The drinking tales and the Betty Ford visits, the slot-machine obsessions and the squandered millions, his past wives and his incarcerated wife, and his sex droughts, romps and corresponding golf slumps and streaks are detailed in an unvarnished voice for his book, "My Life In and Out of the Rough," published this month by HarperCollins.
But this is not a melodramatic James Frey-esque, self-pity memoir with a saccharine message of healing through darkness complete with a tidy epiphany. This is not a superstar's self-deification vehicle designed to buff his everyman goodness, either.
Daly is an unpolished man of loose ends, of addictions unconquered, of flaws unhemmed, of a life's journey mired in stop-and-go traffic. This is John Daly. And as Mark Knopfler and Emmylou Harris sing it, "This is us."
Daly tells the writer, Selena Roberts, he just wants to be loved and hopes his current wife will provide some when she's released from prison on a money laundering conviction.
As he'll tell you, Daly is at his best when surrounded by good lovin'. "I just want to go home, get a great big hug and a French kiss and feel like I'm loved," Daly said.



Comments
After his tournament loss to Tiger he went to Las Vegas and lost $1.6 million. That's just one of his problems.
Posted by: Cato | May 22, 2006 01:56 PM
I've always been a Daly fan. Anyone who can play golf like he does half sloshed earns my respect. The book sounds worth checking out. It will be a nice break from the Canterbury Tales (ah, summer school...). Anyone know when it's supposed to come out?

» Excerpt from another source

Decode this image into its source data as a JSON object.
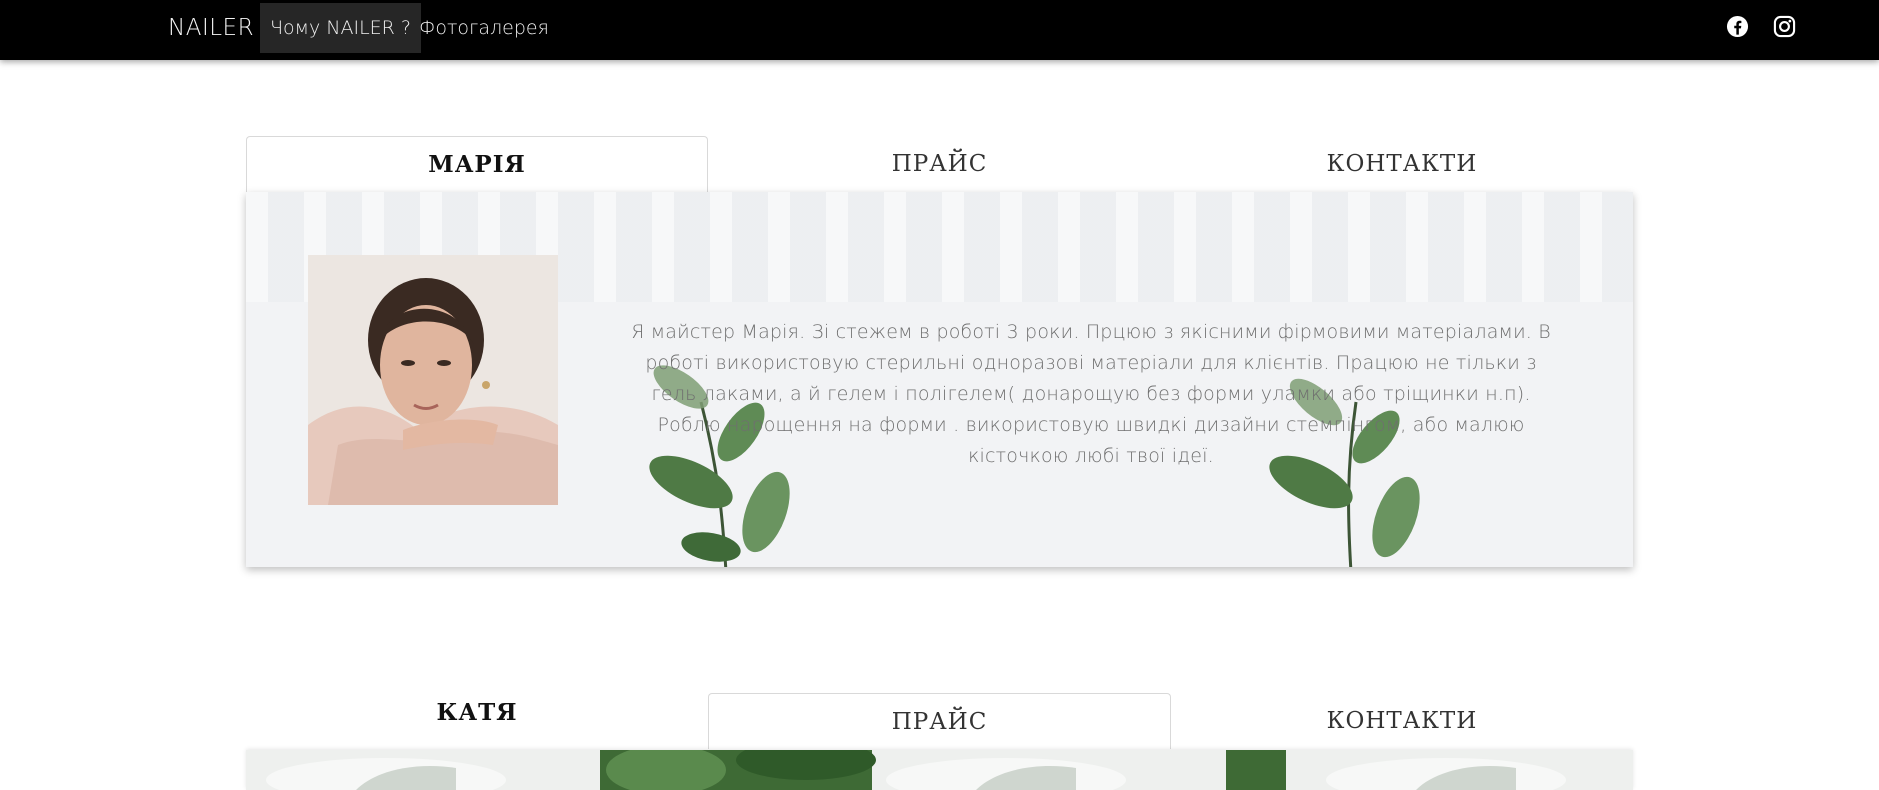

Posted by: Lulu | May 22, 2006 02:12 PM
Sounds good
Posted by: Gripper | May 22, 2006 02:56 PM
The guy is a brutish, fat slob. Why would anyone waste time on his ghost written book?
Posted by: JQ Public | May 22, 2006 11:12 PM
JQ is just made because Daily refuses to get a lobotomy and be a good little Bush clone for the good of big oil and Wal-Mart.
I grew up with a lot of human type humans like Daily. Good ole people were plentiful before the sense got bred and legislated out of the species.
There was a time when the elders of the church ended the Sunday service with a good smoke on the front steps while they talked about Jesus and fried chicken.
There was a time only 20 years ago when it couldn't have been called a funeral if all the men didn't stand down by the saddle house and pass a bottle around while telling stories about the departed.
Strange uncles, cousins that were bad to drink, grannies who dipped snuff. All of them human with no thoughts of conforming...what was there to conform to?
I like John Daily, he's real human. That's what makes the world like Bill Clinton. That's why my wife lets me stick around. Conformists are boring and when they run in a pack like the Neo-cons, they're down right dangerous. You take Ralph Reed, I'll stick with John Daily.